MP lashed for hate tactic

Age - 18th March 2003
Author: Julie Szego, Social Affairs Reporter

A leading Aboriginal academic has lashed out at federal Liberal MP Christopher Pyne for his recent criticisms of the Aboriginal and Torres Strait Islander Commission, accusing him of using hate to grab headlines.

Marcia Langton said in Sydney yesterday that governments "artificially manufactured" electoral opinion by manipulating the media.

"It is popular to think at the present time that Aboriginal Australians are held back by ATSIC, and Christopher Pyne's speech last week about purported and alleged corruption and victimhood in ATSIC encapsulates the prejudice and stereotyping that many opinion leaders are attracted to for its sensationalist effect," Professor Langton said.

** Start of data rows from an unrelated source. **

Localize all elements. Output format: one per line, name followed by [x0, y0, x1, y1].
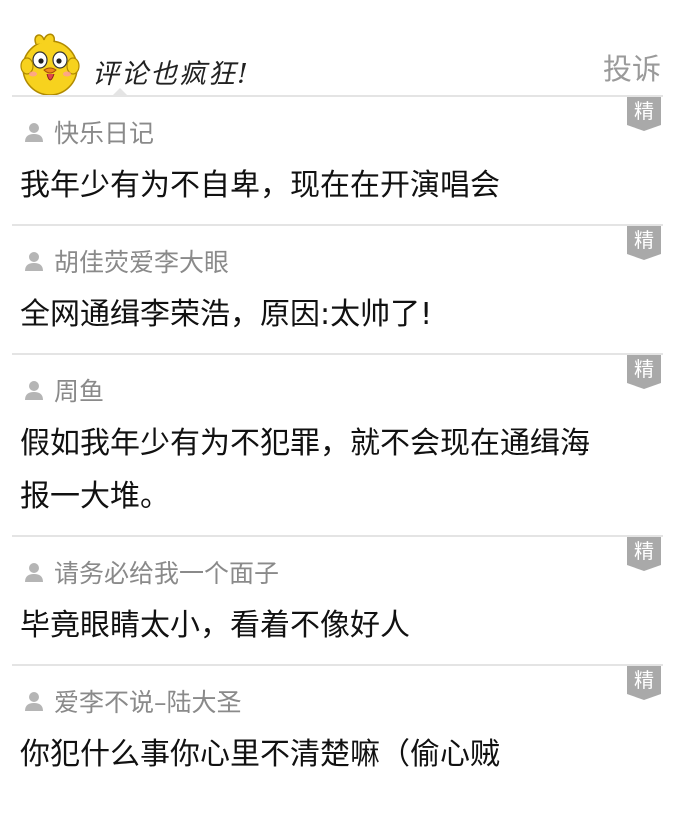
- comment-username[interactable]: 快乐日记: [54, 114, 154, 150]
- chick-mascot-icon: [20, 33, 80, 96]
- comment-user-row: 快乐日记: [20, 114, 615, 150]
- user-icon: [25, 123, 43, 142]
- featured-badge-label: 精: [634, 99, 654, 123]
- comment-username[interactable]: 爱李不说–陆大圣: [54, 683, 242, 719]
- comment-item: 胡佳荧爱李大眼 全网通缉李荣浩，原因:太帅了! 精: [0, 226, 675, 355]
- comment-text: 你犯什么事你心里不清楚嘛（偷心贼: [20, 737, 500, 772]
- comment-text: 假如我年少有为不犯罪，就不会现在通缉海报一大堆。: [20, 426, 590, 514]
- comments-header: 评论也疯狂! 投诉: [0, 0, 675, 97]
- comment-item: 请务必给我一个面子 毕竟眼睛太小，看着不像好人 精: [0, 537, 675, 666]
- featured-badge: 精: [627, 666, 661, 700]
- user-icon: [25, 563, 43, 582]
- comment-username[interactable]: 周鱼: [54, 372, 104, 408]
- comment-text: 全网通缉李荣浩，原因:太帅了!: [20, 297, 433, 332]
- featured-badge-label: 精: [634, 668, 654, 692]
- user-icon: [25, 252, 43, 271]
- comment-item: 快乐日记 我年少有为不自卑，现在在开演唱会 精: [0, 97, 675, 226]
- featured-badge-label: 精: [634, 539, 654, 563]
- comment-user-row: 胡佳荧爱李大眼: [20, 243, 615, 279]
- comment-username[interactable]: 请务必给我一个面子: [54, 554, 279, 590]
- report-button[interactable]: 投诉: [603, 46, 661, 88]
- comment-item: 爱李不说–陆大圣 你犯什么事你心里不清楚嘛（偷心贼 精: [0, 666, 675, 795]
- featured-badge: 精: [627, 537, 661, 571]
- comment-user-row: 请务必给我一个面子: [20, 554, 615, 590]
- comment-text: 我年少有为不自卑，现在在开演唱会: [20, 168, 500, 203]
- comment-user-row: 周鱼: [20, 372, 615, 408]
- featured-badge-label: 精: [634, 357, 654, 381]
- comment-user-row: 爱李不说–陆大圣: [20, 683, 615, 719]
- comment-list: 快乐日记 我年少有为不自卑，现在在开演唱会 精 胡佳荧爱李大眼 全网通缉李荣浩，…: [0, 97, 675, 795]
- comment-item: 周鱼 假如我年少有为不犯罪，就不会现在通缉海报一大堆。 精: [0, 355, 675, 537]
- header-divider-notch: [112, 88, 128, 96]
- section-title: 评论也疯狂!: [92, 59, 250, 90]
- featured-badge-label: 精: [634, 228, 654, 252]
- user-icon: [25, 692, 43, 711]
- featured-badge: 精: [627, 226, 661, 260]
- comment-text: 毕竟眼睛太小，看着不像好人: [20, 608, 410, 643]
- featured-badge: 精: [627, 355, 661, 389]
- user-icon: [25, 381, 43, 400]
- comment-username[interactable]: 胡佳荧爱李大眼: [54, 243, 229, 279]
- featured-badge: 精: [627, 97, 661, 131]
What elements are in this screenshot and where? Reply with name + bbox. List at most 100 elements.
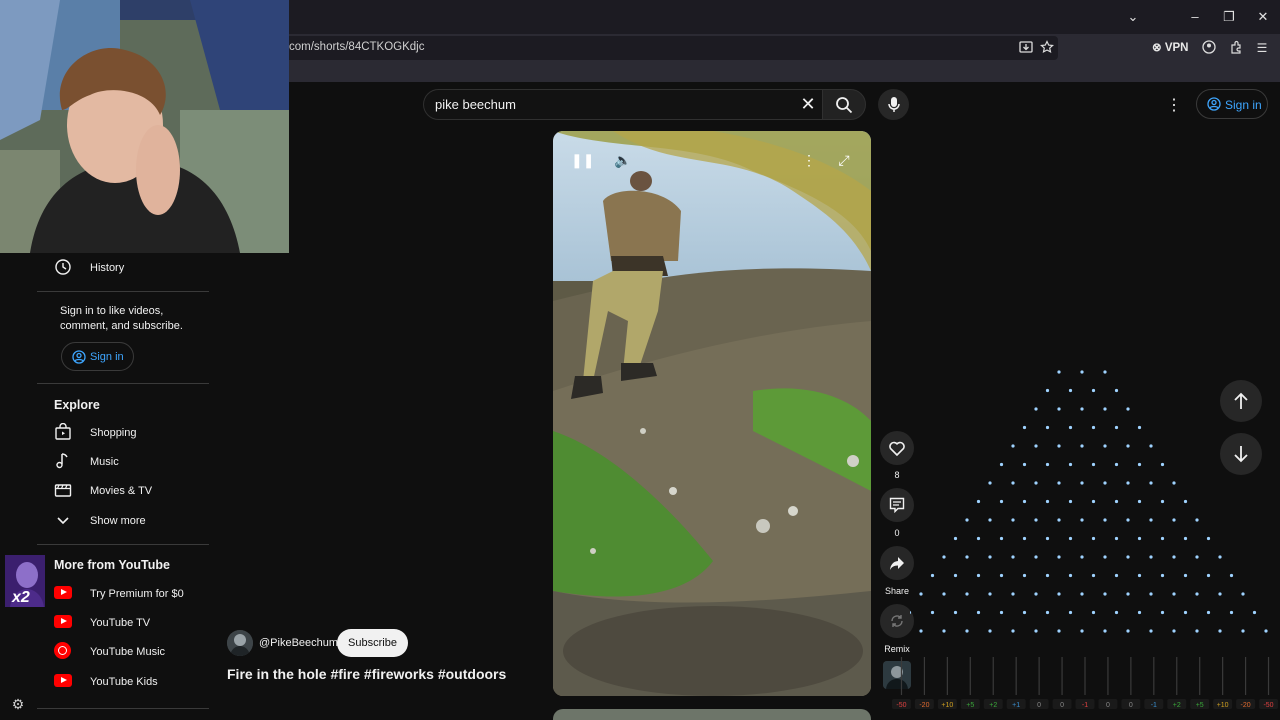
plinko-peg: [1034, 407, 1038, 411]
plinko-peg: [1126, 518, 1130, 522]
microphone-icon: [888, 97, 900, 112]
remix-label: Remix: [884, 644, 910, 654]
plinko-peg: [1080, 592, 1084, 596]
next-short-preview[interactable]: [553, 709, 871, 720]
like-button[interactable]: [880, 431, 914, 465]
plinko-peg: [965, 555, 969, 559]
remix-button[interactable]: [880, 604, 914, 638]
close-window-button[interactable]: ✕: [1254, 8, 1272, 26]
plinko-peg: [942, 592, 946, 596]
music-note-icon: [56, 453, 68, 469]
account-icon[interactable]: [1201, 40, 1217, 56]
search-button[interactable]: [822, 89, 866, 120]
plinko-peg: [1068, 425, 1073, 430]
plinko-peg: [1034, 481, 1038, 485]
plinko-peg: [999, 610, 1004, 615]
vpn-badge[interactable]: ⊗ VPN: [1152, 40, 1189, 54]
plinko-peg: [1080, 370, 1084, 374]
share-button[interactable]: [880, 546, 914, 580]
gear-icon[interactable]: ⚙: [10, 696, 26, 712]
app-menu-icon[interactable]: ☰: [1254, 40, 1270, 56]
account-circle-icon: [72, 350, 86, 364]
subscribe-button[interactable]: Subscribe: [337, 629, 408, 657]
plinko-peg: [1137, 462, 1142, 467]
restore-window-button[interactable]: ❐: [1220, 8, 1238, 26]
plinko-peg: [1080, 555, 1084, 559]
tab-list-chevron-icon[interactable]: ⌄: [1124, 8, 1142, 26]
plinko-peg: [1080, 407, 1084, 411]
plinko-peg: [942, 555, 946, 559]
bookmark-star-icon[interactable]: [1039, 40, 1055, 56]
minimize-window-button[interactable]: –: [1186, 8, 1204, 26]
meter-slot-label: -1: [1151, 702, 1157, 709]
shopping-bag-icon: [55, 423, 71, 440]
short-video-player[interactable]: [553, 131, 871, 696]
sidebar-divider: [37, 291, 209, 292]
plinko-peg: [1091, 499, 1096, 504]
channel-avatar[interactable]: [227, 630, 253, 656]
plinko-peg: [1011, 592, 1015, 596]
plinko-peg: [1114, 573, 1119, 578]
plinko-peg: [1034, 629, 1038, 633]
heart-icon: [889, 441, 905, 456]
plinko-peg: [1137, 610, 1142, 615]
comments-button[interactable]: [880, 488, 914, 522]
plinko-dot-overlay: [910, 370, 1268, 633]
video-frame-image: [553, 131, 871, 696]
search-query-text[interactable]: pike beechum: [435, 97, 516, 112]
plinko-peg: [1103, 518, 1107, 522]
sidebar-sign-in-label: Sign in: [90, 351, 124, 363]
volume-icon[interactable]: 🔈: [612, 149, 634, 171]
plinko-peg: [1103, 555, 1107, 559]
plinko-peg: [1206, 573, 1211, 578]
plinko-peg: [1103, 407, 1107, 411]
plinko-peg: [1229, 610, 1234, 615]
plinko-peg: [910, 610, 912, 615]
plinko-peg: [1045, 499, 1050, 504]
webcam-overlay: [0, 0, 289, 253]
plinko-peg: [1091, 425, 1096, 430]
plinko-peg: [1091, 573, 1096, 578]
plinko-peg: [1068, 573, 1073, 578]
short-title: Fire in the hole #fire #fireworks #outdo…: [227, 666, 507, 682]
plinko-peg: [999, 573, 1004, 578]
sidebar-divider: [37, 708, 209, 709]
plinko-peg: [1057, 370, 1061, 374]
share-arrow-icon: [890, 557, 904, 570]
explore-heading: Explore: [54, 398, 100, 412]
plinko-peg: [1126, 592, 1130, 596]
plinko-peg: [1068, 610, 1073, 615]
plinko-peg: [1114, 425, 1119, 430]
plinko-peg: [1080, 629, 1084, 633]
sidebar-item-label: YouTube Music: [90, 646, 166, 658]
install-app-icon[interactable]: [1018, 40, 1034, 56]
fullscreen-icon[interactable]: ⤢: [833, 149, 855, 171]
plinko-peg: [1195, 518, 1199, 522]
plinko-peg: [1114, 388, 1119, 393]
plinko-peg: [988, 629, 992, 633]
sidebar-sign-in-button[interactable]: Sign in: [61, 342, 134, 371]
clear-search-icon[interactable]: ✕: [798, 94, 818, 114]
plinko-peg: [1137, 499, 1142, 504]
plinko-peg: [1252, 610, 1257, 615]
channel-handle[interactable]: @PikeBeechum: [259, 637, 338, 649]
address-bar-url[interactable]: com/shorts/84CTKOGKdjc: [289, 41, 424, 53]
plinko-peg: [1149, 444, 1153, 448]
settings-kebab-icon[interactable]: ⋮: [1166, 95, 1182, 114]
pause-icon[interactable]: ❚❚: [571, 149, 594, 171]
sidebar-item-label: History: [90, 262, 125, 274]
plinko-peg: [1011, 518, 1015, 522]
sidebar-item-label: Movies & TV: [90, 485, 153, 497]
plinko-peg: [953, 610, 958, 615]
header-sign-in-button[interactable]: Sign in: [1196, 89, 1268, 119]
plinko-multiplier-meter: -50 -20 +10 +5 +2 +1 0 0 -1 0 0 -1 +2 +5 +10 -20 -50: [892, 657, 1278, 709]
video-more-options-icon[interactable]: ⋮: [798, 149, 820, 171]
plinko-peg: [953, 536, 958, 541]
voice-search-button[interactable]: [878, 89, 909, 120]
sidebar-item-label: Shopping: [90, 427, 137, 439]
comment-icon: [889, 497, 905, 513]
plinko-peg: [1160, 536, 1165, 541]
sign-in-prompt: Sign in to like videos, comment, and sub…: [60, 304, 200, 334]
webcam-feed-image: [0, 0, 289, 253]
extensions-icon[interactable]: [1228, 40, 1244, 56]
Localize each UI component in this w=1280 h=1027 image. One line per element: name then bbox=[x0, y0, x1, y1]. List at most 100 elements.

"Hate can grab the headlines far more than thoughtful, considered assessments."

In a scathing speech to a Liberal Party forum last week, Mr Pyne accused ATSIC of worsening the plight of disadvantaged Aborigines by wasting its $1.1 billion federal budget on cultural programs and propaganda.

He urged the Howard Government to revoke ATSIC's responsibilities for delivering services and allow it to continue as a lobby group.

Professor Langton is involved in a comprehensive review of indigenous policy, initiated by ATSIC chairman Geoff Clark. The review will examine the failure to improve conditions for Aborigines since last decade's historic Mabo decision on land rights.

Speaking at a Philanthropy Australia conference, Professor Langton challenged governments and philanthropists to create "a substantial group of highly educated Aboriginal Australians in less than one generation".

Accelerated learning programs were required at all schooling levels and at the pre-university stage, but the community needed first to abandon paternalistic attitudes towards Aborigines and education.

"In Australia there is a view that Aboriginal people are not capable of the achievements that are held to be normal for other Australians, and that view is hardening," she said.

"There is a view in many universities' departments, with which I am familiar, that if Aboriginal people were allowed to enrol, the standards of universities will be reduced."

Professor Langton said her ideas for improving Aboriginal education were inspired by Israel's success in absorbing 85,000 Ethiopians.